La collezione paleontologica di Pizzo Cannita è molto più di un insieme di fossili: è una finestra aperta su un mondo antico, un mondo in cui la Sicilia era abitata da creature straordinarie, modellate da un ambiente unico e mutevole.

Il nanismo insulare, testimoniato dagli ippopotami nani della grotta di Pizzo Cannita, ci racconta una storia di adattamento e sopravvivenza, una storia che ci ricorda quanto l’evoluzione sia capace di trasformare la vita in modi che sfidano l’immaginazione.
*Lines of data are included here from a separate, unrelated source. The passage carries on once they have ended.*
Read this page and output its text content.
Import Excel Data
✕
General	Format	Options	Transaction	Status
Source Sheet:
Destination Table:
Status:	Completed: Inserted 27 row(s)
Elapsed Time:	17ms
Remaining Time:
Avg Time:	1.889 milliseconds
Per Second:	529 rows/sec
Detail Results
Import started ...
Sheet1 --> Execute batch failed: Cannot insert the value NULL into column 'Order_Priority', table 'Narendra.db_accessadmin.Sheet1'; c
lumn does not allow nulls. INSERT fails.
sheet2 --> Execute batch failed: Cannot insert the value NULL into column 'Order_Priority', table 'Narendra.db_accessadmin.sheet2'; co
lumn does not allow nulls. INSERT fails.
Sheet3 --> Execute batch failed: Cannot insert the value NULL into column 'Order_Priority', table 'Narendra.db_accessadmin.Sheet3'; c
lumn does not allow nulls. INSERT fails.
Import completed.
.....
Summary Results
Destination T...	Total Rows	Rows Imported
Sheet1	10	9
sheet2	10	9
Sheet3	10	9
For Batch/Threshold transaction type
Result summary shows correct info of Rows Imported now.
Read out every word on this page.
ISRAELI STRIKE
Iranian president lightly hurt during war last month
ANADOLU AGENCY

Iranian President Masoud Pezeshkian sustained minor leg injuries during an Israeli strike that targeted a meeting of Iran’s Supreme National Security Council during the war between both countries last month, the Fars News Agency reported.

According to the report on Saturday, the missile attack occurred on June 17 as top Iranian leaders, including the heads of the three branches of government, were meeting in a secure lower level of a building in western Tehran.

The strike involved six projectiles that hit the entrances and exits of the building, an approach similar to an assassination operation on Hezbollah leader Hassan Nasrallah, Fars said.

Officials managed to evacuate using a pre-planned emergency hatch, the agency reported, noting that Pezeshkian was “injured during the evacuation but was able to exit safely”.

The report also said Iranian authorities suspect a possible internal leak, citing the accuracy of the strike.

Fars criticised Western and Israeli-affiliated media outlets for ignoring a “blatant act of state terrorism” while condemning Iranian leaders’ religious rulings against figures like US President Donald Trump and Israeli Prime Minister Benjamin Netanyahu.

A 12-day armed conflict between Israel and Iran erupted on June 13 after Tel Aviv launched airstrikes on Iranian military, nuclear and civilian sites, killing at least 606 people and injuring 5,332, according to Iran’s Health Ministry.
In ogni fossile, in ogni osso, si nasconde una storia, una lezione sulla forza della natura e sulla sua capacità di plasmare la vita in risposte a sfide e cambiamenti.

Visitare i musei che conservano questi reperti, o semplicemente riflettere su queste testimonianze, è come intraprendere un viaggio nel tempo, un viaggio che ci porta indietro di migliaia di anni, fino a un’epoca in cui la Sicilia era un mondo a sé, un laboratorio vivente di evoluzione e sopravvivenza.

Per tale motivo la grotta di Pizzo Cannita e le sue meraviglie fossili continuano a incantare e a ispirare, offrendo a scienziati e appassionati uno sguardo su uno dei capitoli più affascinanti della storia naturale.

Un luogo dove la preistoria incontra il presente, ricordandoci quanto sia preziosa e fragile la storia della vita sulla nostra isola e sul nostro pianeta. Nella foto: scheletro di Hippopotamus pentlandi rinvenuto presso la grotta di Pizzo Cannita.